«Furono anni unici di grande crescita e non solo musicale»
In piazza Grande risuoneranno anche le note di “Deborah” cantata da Fausto Leali. «Visto il tema di quest'anno Deborah è una delle canzoni simbolo ma poi ho fatto altri brani dedicati alle donne...
In piazza Grande risuoneranno anche le note di “Deborah” cantata da Fausto Leali.
«Visto il tema di quest'anno Deborah è una delle canzoni simbolo ma poi ho fatto altri brani dedicati alle donne – racconta Leali – Ma cantare anche l'amore per una donna ha la sua valenza. Poi con una donna, Anna Oxa, ho vinto un festival di Sanremo».
Nel periodo beat eri ventenne. Come è stato quel periodo?
«Stupendo. A parte i vent'anni erano anni straordinari per tutto quello che succedeva. Una crescita , non solo musicale, che dava speranza a tante famiglie. Con A chi vendevo quindicimila dischi al giorno, invece oggi con la stessa cifra ti danno un disco di platino. Negli anni '60 una casa discografica faceva vivere tante famiglie. La CGD di Caterina Caselli aveva più di 400 persone solo per stampare i dischi mentre altri 300 erano dentro agli uffici. Adesso in quella strada c'è l'erba alta. E' cambiato proprio tutto».
Si guardava agli artisti inglesi e americani, tanto che il tuo primo disco lo hai inciso col nome di Fausto Denis.
«Il mio primo impresario che mi ha conosciuto a 16 anni mi disse: il nome Fausto Leali non può andare è troppo semplice, io f arei Fausto Denis. Il ridicolo è che con il mio nome sono arrivato al successo».
C'è nostalgia ?
«Ci si pensa con un pizzico di rimpianto.
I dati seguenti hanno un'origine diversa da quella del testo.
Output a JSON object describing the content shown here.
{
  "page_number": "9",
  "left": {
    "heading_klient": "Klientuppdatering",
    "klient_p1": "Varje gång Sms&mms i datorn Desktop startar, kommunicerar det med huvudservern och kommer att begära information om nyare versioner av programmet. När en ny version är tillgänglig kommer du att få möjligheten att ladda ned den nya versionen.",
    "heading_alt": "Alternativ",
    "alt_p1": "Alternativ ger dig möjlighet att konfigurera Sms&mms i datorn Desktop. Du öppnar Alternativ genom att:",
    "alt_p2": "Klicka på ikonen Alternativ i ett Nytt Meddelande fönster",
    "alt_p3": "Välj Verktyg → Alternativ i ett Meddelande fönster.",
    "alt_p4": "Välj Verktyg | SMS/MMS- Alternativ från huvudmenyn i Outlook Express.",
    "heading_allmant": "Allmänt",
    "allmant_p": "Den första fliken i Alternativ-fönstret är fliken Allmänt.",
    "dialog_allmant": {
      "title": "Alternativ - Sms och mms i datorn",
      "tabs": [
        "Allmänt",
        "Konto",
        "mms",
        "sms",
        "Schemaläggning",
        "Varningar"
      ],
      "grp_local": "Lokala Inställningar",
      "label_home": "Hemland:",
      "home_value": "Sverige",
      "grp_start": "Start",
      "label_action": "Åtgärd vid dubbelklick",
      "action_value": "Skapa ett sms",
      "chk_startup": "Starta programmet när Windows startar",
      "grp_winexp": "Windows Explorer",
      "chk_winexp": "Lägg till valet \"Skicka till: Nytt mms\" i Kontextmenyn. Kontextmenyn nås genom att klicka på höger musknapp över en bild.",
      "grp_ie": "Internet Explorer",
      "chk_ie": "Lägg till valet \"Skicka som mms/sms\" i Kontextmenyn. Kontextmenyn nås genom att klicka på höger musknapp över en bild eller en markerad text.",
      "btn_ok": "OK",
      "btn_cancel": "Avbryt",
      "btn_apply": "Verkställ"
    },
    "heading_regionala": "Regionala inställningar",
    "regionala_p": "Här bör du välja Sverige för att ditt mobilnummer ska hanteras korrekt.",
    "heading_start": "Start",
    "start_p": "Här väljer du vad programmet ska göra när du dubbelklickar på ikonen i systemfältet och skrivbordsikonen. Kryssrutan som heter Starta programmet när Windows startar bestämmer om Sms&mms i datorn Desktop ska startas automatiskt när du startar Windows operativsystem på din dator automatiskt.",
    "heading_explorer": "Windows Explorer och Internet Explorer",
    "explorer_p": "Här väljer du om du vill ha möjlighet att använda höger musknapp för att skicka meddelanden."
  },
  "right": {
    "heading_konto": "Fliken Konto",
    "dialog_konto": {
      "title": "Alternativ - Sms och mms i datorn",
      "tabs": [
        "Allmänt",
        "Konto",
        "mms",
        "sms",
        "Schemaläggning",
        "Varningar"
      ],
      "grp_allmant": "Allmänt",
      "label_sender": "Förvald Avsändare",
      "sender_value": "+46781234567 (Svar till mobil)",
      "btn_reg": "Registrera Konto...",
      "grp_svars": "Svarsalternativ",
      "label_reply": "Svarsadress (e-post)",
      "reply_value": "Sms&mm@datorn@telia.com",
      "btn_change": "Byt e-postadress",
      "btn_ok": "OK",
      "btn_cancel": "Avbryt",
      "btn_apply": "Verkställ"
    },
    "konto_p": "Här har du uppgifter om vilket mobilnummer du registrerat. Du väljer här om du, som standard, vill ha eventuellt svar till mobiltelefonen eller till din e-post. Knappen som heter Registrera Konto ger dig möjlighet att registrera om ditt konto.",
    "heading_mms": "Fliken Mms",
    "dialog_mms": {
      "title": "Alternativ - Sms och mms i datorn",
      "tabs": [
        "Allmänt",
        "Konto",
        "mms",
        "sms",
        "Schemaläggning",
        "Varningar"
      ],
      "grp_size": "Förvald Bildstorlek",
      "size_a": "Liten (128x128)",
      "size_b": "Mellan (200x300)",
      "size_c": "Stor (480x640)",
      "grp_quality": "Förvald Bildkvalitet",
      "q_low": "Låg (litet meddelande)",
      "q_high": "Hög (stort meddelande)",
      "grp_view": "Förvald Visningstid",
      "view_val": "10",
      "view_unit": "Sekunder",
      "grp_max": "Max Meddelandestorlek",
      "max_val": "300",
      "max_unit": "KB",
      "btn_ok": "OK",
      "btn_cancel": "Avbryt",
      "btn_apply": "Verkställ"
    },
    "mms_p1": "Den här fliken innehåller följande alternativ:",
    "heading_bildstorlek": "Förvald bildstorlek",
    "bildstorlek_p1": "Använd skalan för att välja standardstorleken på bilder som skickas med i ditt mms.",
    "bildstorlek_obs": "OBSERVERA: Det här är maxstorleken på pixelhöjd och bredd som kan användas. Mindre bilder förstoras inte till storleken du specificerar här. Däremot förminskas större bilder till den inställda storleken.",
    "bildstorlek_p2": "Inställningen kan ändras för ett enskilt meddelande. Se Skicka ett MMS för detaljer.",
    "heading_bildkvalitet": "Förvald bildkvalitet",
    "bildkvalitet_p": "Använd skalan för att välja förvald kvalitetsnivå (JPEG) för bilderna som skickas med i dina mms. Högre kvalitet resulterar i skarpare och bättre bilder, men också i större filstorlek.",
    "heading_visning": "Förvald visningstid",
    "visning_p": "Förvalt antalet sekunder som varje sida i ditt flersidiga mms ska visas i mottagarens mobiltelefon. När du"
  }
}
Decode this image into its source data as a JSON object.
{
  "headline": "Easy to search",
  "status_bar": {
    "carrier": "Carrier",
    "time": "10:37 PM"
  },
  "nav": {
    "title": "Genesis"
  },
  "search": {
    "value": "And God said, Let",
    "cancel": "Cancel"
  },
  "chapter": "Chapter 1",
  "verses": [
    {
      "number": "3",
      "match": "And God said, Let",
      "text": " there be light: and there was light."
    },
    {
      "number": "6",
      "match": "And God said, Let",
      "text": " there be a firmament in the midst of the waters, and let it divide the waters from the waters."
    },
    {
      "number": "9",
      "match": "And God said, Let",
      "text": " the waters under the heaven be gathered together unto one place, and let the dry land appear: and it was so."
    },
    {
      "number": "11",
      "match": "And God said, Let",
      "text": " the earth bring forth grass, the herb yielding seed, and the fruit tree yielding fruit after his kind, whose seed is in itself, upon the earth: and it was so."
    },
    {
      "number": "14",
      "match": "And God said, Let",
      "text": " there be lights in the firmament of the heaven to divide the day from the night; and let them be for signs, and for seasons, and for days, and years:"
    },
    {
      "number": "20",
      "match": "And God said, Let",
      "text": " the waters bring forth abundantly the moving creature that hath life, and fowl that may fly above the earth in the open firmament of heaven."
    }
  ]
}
Ma non era solo la musica che andava bene, era tutta la società che guardava avanti».
Poi è arrivato il soul.
«Il primo brano in assoluto di r&b in Italia è stato Deborah nel 1968 al festival di Sanremo dove ho cantato con Wilson Pickett».
Oggi sono i talent a primeggiare.
«Non è che li seguo molto. Ogni tanto mi capita di vedere qualcosa e debbo dire che c'è qualche personaggio interessante. Alcuni muoiono appena si illuminano altri vanno avanti. Ci vuole la forza per durare negli anni. Non per mancanza di talento ma sono tanti ed è impossibile seguirli tutti».
Di recente hai scritto con Massimo Poggini un libro autobiografico per i 50 anni di carriera.
«E' stata una bella esperienza perché ho avuto l'opportunità di raccontare alcuni passaggi della mia vita, ma soprattutto è impostato sulla mia carriera di cantante. Credo che dopo cinquant'anni di lavoro lasciare una traccia è sempre positivo». (nic.cal.)